Wenn Banken überschüssiges Geld bei der Europäischen Zentralbank bunkern statt Kredite zu vergeben, müssen sie künftig noch mehr Zinsen dafür zahlen. Die Währungshüter versprechen sich davon mehr Kredite für Verbraucher und Unternehmen und so einen Schub für die Konjunktur. Experten sind skeptisch - diese Zinspolitik könnte vor allem eine Gruppe treffen: die Sparer.

03.12.2015
    Die Zentrale der Europäischen Zentralbank
    Die Zentrale der Europäischen Zentralbank (picture-alliance / dpa / Frank Rumpenhorst)

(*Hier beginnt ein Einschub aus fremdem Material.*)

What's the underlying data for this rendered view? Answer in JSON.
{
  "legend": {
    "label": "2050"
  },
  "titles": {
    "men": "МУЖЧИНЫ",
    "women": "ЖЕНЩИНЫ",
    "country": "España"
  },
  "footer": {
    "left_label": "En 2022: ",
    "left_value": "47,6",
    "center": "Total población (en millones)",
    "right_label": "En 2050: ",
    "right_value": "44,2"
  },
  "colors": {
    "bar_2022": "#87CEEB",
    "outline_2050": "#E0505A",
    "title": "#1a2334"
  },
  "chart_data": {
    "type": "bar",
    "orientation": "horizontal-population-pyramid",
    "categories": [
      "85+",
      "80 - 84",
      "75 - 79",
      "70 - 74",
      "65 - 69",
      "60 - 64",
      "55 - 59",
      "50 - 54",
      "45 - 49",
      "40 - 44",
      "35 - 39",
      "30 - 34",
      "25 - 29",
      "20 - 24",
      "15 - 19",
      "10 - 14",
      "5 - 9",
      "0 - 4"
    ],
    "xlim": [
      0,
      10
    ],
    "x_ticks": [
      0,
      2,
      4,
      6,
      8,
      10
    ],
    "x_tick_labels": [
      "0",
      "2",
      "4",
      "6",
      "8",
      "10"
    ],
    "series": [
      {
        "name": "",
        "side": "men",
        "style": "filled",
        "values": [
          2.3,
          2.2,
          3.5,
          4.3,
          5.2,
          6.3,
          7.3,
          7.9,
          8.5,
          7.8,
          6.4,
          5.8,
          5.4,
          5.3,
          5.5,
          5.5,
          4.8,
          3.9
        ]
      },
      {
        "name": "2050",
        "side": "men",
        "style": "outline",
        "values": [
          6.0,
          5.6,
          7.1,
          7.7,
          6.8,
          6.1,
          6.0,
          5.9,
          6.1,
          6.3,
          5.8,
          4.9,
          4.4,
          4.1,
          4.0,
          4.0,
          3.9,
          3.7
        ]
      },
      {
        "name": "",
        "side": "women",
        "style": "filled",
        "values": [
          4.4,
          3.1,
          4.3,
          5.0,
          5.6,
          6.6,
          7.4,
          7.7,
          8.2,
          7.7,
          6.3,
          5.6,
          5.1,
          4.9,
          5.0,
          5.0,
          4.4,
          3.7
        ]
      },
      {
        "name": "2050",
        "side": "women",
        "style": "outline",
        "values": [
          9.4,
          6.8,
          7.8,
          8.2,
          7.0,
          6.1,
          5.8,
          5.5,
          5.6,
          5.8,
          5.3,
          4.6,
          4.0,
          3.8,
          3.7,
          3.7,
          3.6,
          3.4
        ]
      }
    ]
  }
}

    Bittet ein Verbraucher oder Unternehmer eine deutsche Bank um einen Kredit, zahlt er momentan mehr als vier Prozent Zinsen dafür. Und die Banken? Sie haben vor mehr als zwei Jahren noch Zinsen bekommen, wenn sie Geld bei der Europäischen Zentralbank (EZB) hinterlegten. Doch seit längerem versucht sie, die Finanzinstitute der Eurozone mit sogenannten negativen Zinsen davon abzuhalten und damit mehr Geld für Geschäftskredite bereitzustellen.
    Jetzt hat der EZB-Rat den Satz für die sogenannte Einlagefazilität, also diese Negativzinsen, von minus 0,2 auf minus 0,3 Prozent gesenkt. Damit müssen die Banken mehr zahlen. Bislang kommt das viele billige Zentralbankgeld aber nicht im gewünschten Maße über Bankkredite bei Unternehmen und Verbrauchern an - eine Änderung konnte weder der Nullzins noch der Negativzins kaum bewirken.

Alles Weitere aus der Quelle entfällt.